With this in mind, think back to our two funding sources: OpEx and CapEx. Capitalizing development of IT assets is an exercise in funding salaries and contractor costs out of CapEx budgets. As described above, an IT department that experiences a liquidity seizure loses access to its capital budgets. With capital funds inaccessible for payroll, an IT department faces very uncomfortable staff retention decisions. The people who know how to get stuff done may have to be released. If that happens, the very solvency – that is, the ability of the IT department to meet business demands – is in jeopardy.

While transferring from one budget to another may appear to be a simple way to protect IT solvency, it’s an option of last resort. Capitalization distributes the cost of an investment over many years, because the asset is depreciated. Depreciation increases corporate profitability for the year in which an IT investment is made because costs are deferred. Conversely, expensing recognizes the cost of an investment as it occurs, which decreases profitability for the year in which an investment is made. Moving money from CapEx to OpEx, then, will have a negative impact on current FY profitability. “IT Impairs Earnings” is not the sort of headline most CIOs aspire to see in the annual report. In fact, going hat in hand to the CFO is a career limiting move for the CIO.

Mitigation

This “perfect storm” is more common than you might think. Mitigating exposure is done through a variety of different mechanisms.

One is to hedge the project portfolio by bringing several investments into the early stages of delivery and then putting them into operational suspense. This creates a deliberate OpEx expenditure at the beginning of a fiscal cycle (before risks of OpEx impairment are realized over the course of a year) to multiple project inceptions, and then rendering some of those investments dormant. This diversifies the IT project portfolio, allowing IT capability to shift among different projects should one or more of those projects be cancelled.
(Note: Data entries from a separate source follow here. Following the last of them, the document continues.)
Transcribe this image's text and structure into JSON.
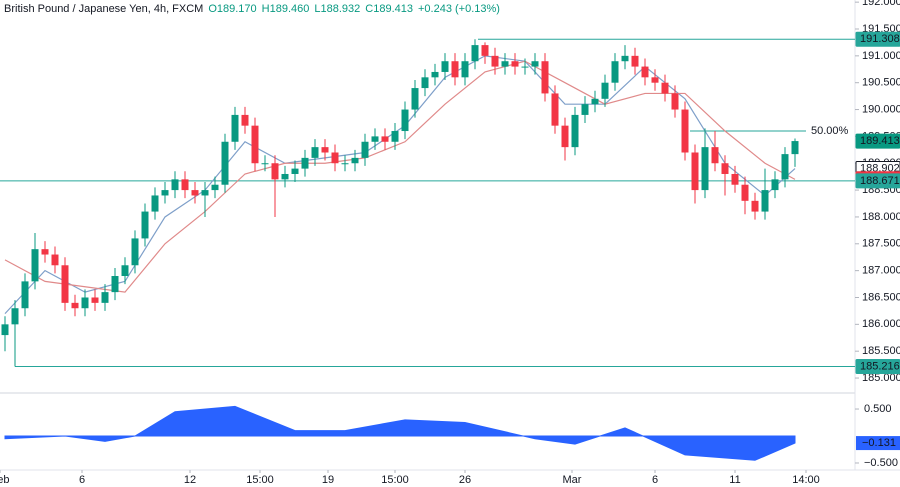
{
  "chart_data": [
    {
      "type": "candlestick",
      "title": "British Pound / Japanese Yen, 4h, FXCM",
      "legend_values": [
        "O189.170",
        "H189.460",
        "L188.932",
        "C189.413",
        "+0.243 (+0.13%)"
      ],
      "up_color": "#089981",
      "down_color": "#f23645",
      "open": [
        185.8,
        186.0,
        186.3,
        186.8,
        187.4,
        187.3,
        187.1,
        186.4,
        186.3,
        186.5,
        186.4,
        186.6,
        186.9,
        187.1,
        187.6,
        188.1,
        188.4,
        188.5,
        188.7,
        188.5,
        188.4,
        188.5,
        188.6,
        189.4,
        189.9,
        189.7,
        189.0,
        189.0,
        188.7,
        188.8,
        188.9,
        189.1,
        189.3,
        189.2,
        189.0,
        189.0,
        189.1,
        189.4,
        189.5,
        189.4,
        189.6,
        190.0,
        190.4,
        190.6,
        190.7,
        190.9,
        190.6,
        190.9,
        191.2,
        191.0,
        190.8,
        190.9,
        190.8,
        190.8,
        190.9,
        190.3,
        189.7,
        189.3,
        189.9,
        190.1,
        190.2,
        190.5,
        190.9,
        191.0,
        190.8,
        190.6,
        190.5,
        190.3,
        190.0,
        189.2,
        188.5,
        189.3,
        189.0,
        188.8,
        188.6,
        188.3,
        188.1,
        188.5,
        188.7,
        189.17
      ],
      "high": [
        186.15,
        186.45,
        186.95,
        187.7,
        187.55,
        187.45,
        187.25,
        186.55,
        186.65,
        186.65,
        186.75,
        187.05,
        187.25,
        187.75,
        188.25,
        188.55,
        188.65,
        188.85,
        188.85,
        188.65,
        188.65,
        188.75,
        189.55,
        190.05,
        190.05,
        189.85,
        189.15,
        189.15,
        188.95,
        189.05,
        189.25,
        189.45,
        189.45,
        189.35,
        189.15,
        189.25,
        189.55,
        189.65,
        189.65,
        189.75,
        190.15,
        190.55,
        190.75,
        190.85,
        191.05,
        191.05,
        191.05,
        191.308,
        191.25,
        191.15,
        191.05,
        191.05,
        190.95,
        191.05,
        191.05,
        190.45,
        189.85,
        190.05,
        190.25,
        190.35,
        190.65,
        191.05,
        191.2,
        191.15,
        190.95,
        190.75,
        190.65,
        190.45,
        190.15,
        189.35,
        189.65,
        189.6,
        189.15,
        188.95,
        188.75,
        188.45,
        188.9,
        188.85,
        189.3,
        189.46
      ],
      "low": [
        185.5,
        185.216,
        186.15,
        186.65,
        187.15,
        186.95,
        186.25,
        186.15,
        186.15,
        186.25,
        186.25,
        186.45,
        186.75,
        186.95,
        187.45,
        187.95,
        188.25,
        188.35,
        188.35,
        188.25,
        188.0,
        188.35,
        188.45,
        189.25,
        189.55,
        188.85,
        188.85,
        188.0,
        188.55,
        188.65,
        188.75,
        188.95,
        189.05,
        188.85,
        188.85,
        188.85,
        188.95,
        189.25,
        189.25,
        189.25,
        189.45,
        189.85,
        190.25,
        190.45,
        190.55,
        190.45,
        190.45,
        190.75,
        190.85,
        190.65,
        190.65,
        190.65,
        190.65,
        190.65,
        190.15,
        189.55,
        189.05,
        189.15,
        189.75,
        189.95,
        190.05,
        190.35,
        190.75,
        190.65,
        190.45,
        190.35,
        190.15,
        189.85,
        189.05,
        188.25,
        188.35,
        188.85,
        188.4,
        188.45,
        188.05,
        187.95,
        187.95,
        188.35,
        188.55,
        188.932
      ],
      "close": [
        186.0,
        186.3,
        186.8,
        187.4,
        187.3,
        187.1,
        186.4,
        186.3,
        186.5,
        186.4,
        186.6,
        186.9,
        187.1,
        187.6,
        188.1,
        188.4,
        188.5,
        188.7,
        188.5,
        188.4,
        188.5,
        188.6,
        189.4,
        189.9,
        189.7,
        189.0,
        189.0,
        188.7,
        188.8,
        188.9,
        189.1,
        189.3,
        189.2,
        189.0,
        189.0,
        189.1,
        189.4,
        189.5,
        189.4,
        189.6,
        190.0,
        190.4,
        190.6,
        190.7,
        190.9,
        190.6,
        190.9,
        191.2,
        191.0,
        190.8,
        190.9,
        190.8,
        190.8,
        190.9,
        190.3,
        189.7,
        189.3,
        189.9,
        190.1,
        190.2,
        190.5,
        190.9,
        191.0,
        190.8,
        190.6,
        190.5,
        190.3,
        190.0,
        189.2,
        188.5,
        189.3,
        189.0,
        188.8,
        188.6,
        188.3,
        188.1,
        188.5,
        188.7,
        189.17,
        189.413
      ],
      "moving_averages": [
        {
          "color": "#7e9fc9",
          "x": [
            0,
            4,
            8,
            12,
            16,
            20,
            24,
            28,
            32,
            36,
            40,
            44,
            48,
            52,
            56,
            60,
            64,
            68,
            72,
            76,
            79
          ],
          "values": [
            186.2,
            187.0,
            186.6,
            186.8,
            188.0,
            188.5,
            189.4,
            189.0,
            189.1,
            189.2,
            189.7,
            190.6,
            191.0,
            190.9,
            190.1,
            190.1,
            190.8,
            190.2,
            189.0,
            188.4,
            188.9
          ]
        },
        {
          "color": "#e08a8a",
          "x": [
            0,
            4,
            8,
            12,
            16,
            20,
            24,
            28,
            32,
            36,
            40,
            44,
            48,
            52,
            56,
            60,
            64,
            68,
            72,
            76,
            79
          ],
          "values": [
            187.2,
            186.8,
            186.7,
            186.6,
            187.5,
            188.1,
            188.8,
            189.0,
            189.0,
            189.1,
            189.4,
            190.1,
            190.7,
            190.9,
            190.5,
            190.1,
            190.3,
            190.3,
            189.6,
            189.0,
            188.7
          ]
        }
      ],
      "levels": [
        {
          "value": 191.308,
          "color": "#26a69a"
        },
        {
          "value": 188.671,
          "color": "#26a69a"
        },
        {
          "value": 185.216,
          "color": "#26a69a"
        }
      ],
      "fib": {
        "value": 189.6,
        "label": "50.00%",
        "color": "#26a69a"
      },
      "price_labels": [
        {
          "value": 191.308,
          "color": "#26a69a",
          "text_color": "#ffffff"
        },
        {
          "value": 189.413,
          "color": "#089981",
          "text_color": "#ffffff"
        },
        {
          "value": 188.902,
          "color": "#ffffff",
          "text_color": "#131722"
        },
        {
          "value": 188.712,
          "color": "#f23645",
          "text_color": "#ffffff"
        },
        {
          "value": 188.671,
          "color": "#26a69a",
          "text_color": "#ffffff"
        },
        {
          "value": 185.216,
          "color": "#26a69a",
          "text_color": "#ffffff"
        }
      ],
      "ylim": [
        184.74,
        192.04
      ],
      "yticks": [
        {
          "value": 192,
          "label": "192.000"
        },
        {
          "value": 191.5,
          "label": "191.500"
        },
        {
          "value": 191,
          "label": "191.000"
        },
        {
          "value": 190.5,
          "label": "190.500"
        },
        {
          "value": 190,
          "label": "190.000"
        },
        {
          "value": 189.5,
          "label": "189.500"
        },
        {
          "value": 189,
          "label": "189.000"
        },
        {
          "value": 188.5,
          "label": "188.500"
        },
        {
          "value": 188,
          "label": "188.000"
        },
        {
          "value": 187.5,
          "label": "187.500"
        },
        {
          "value": 187,
          "label": "187.000"
        },
        {
          "value": 186.5,
          "label": "186.500"
        },
        {
          "value": 186,
          "label": "186.000"
        },
        {
          "value": 185.5,
          "label": "185.500"
        },
        {
          "value": 185,
          "label": "185.000"
        }
      ]
    },
    {
      "type": "area",
      "x": [
        0,
        6,
        10,
        13,
        17,
        23,
        29,
        34,
        40,
        46,
        53,
        57,
        62,
        68,
        75,
        79
      ],
      "values": [
        -0.05,
        0.0,
        -0.1,
        0.0,
        0.45,
        0.55,
        0.1,
        0.1,
        0.3,
        0.25,
        -0.05,
        -0.15,
        0.15,
        -0.35,
        -0.45,
        -0.131
      ],
      "color": "#2962ff",
      "ylim": [
        -0.63,
        0.76
      ],
      "yticks": [
        {
          "value": 0.5,
          "label": "0.500"
        },
        {
          "value": -0.5,
          "label": "−0.500"
        }
      ],
      "price_label": {
        "value": -0.131,
        "label": "−0.131"
      },
      "xticks": [
        {
          "value": -0.5,
          "label": "Feb"
        },
        {
          "value": 7.7,
          "label": "6"
        },
        {
          "value": 18.5,
          "label": "12"
        },
        {
          "value": 25.5,
          "label": "15:00"
        },
        {
          "value": 32.3,
          "label": "19"
        },
        {
          "value": 39,
          "label": "15:00"
        },
        {
          "value": 46,
          "label": "26"
        },
        {
          "value": 56.7,
          "label": "Mar"
        },
        {
          "value": 65,
          "label": "6"
        },
        {
          "value": 73,
          "label": "11"
        },
        {
          "value": 80.1,
          "label": "14:00"
        }
      ]
    }
  ]
}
Another is to align the project financing window with the Agile delivery window. A lot of this risk results from the incongruity of a long budgeting cycle that is matched with short Agile delivery windows. Following the lead of the sustainable business community, businesses should move to adopt micro-finance for IT projects. This is very difficult to achieve. Among other things, it requires an active investment authority (e.g., an investment committee actively involved in portfolio reviews) as well as a hyper-efficient inception process.

Yet another is to encourage people to think like “active traders” as opposed to “passive investors”. Each person must look for “trades” that will improve a team position overall. This can be anything from the priority of specific requirements or the people in the team (e.g., aggressively rooting out net negative contributors).

Finally, and most importantly, we’ve learned that Agile IT requires Agile governance. We may have all the data in the world, but optimal investment decisions don’t happen of their own volition. Just as Agile delivery teams require tremendous discipline, so, too, does the Agile executive. Liquidity and solvency crises are averted not through mechanical processes, but through meta-awareness of the state and performance trajectory of each investment in the portfolio.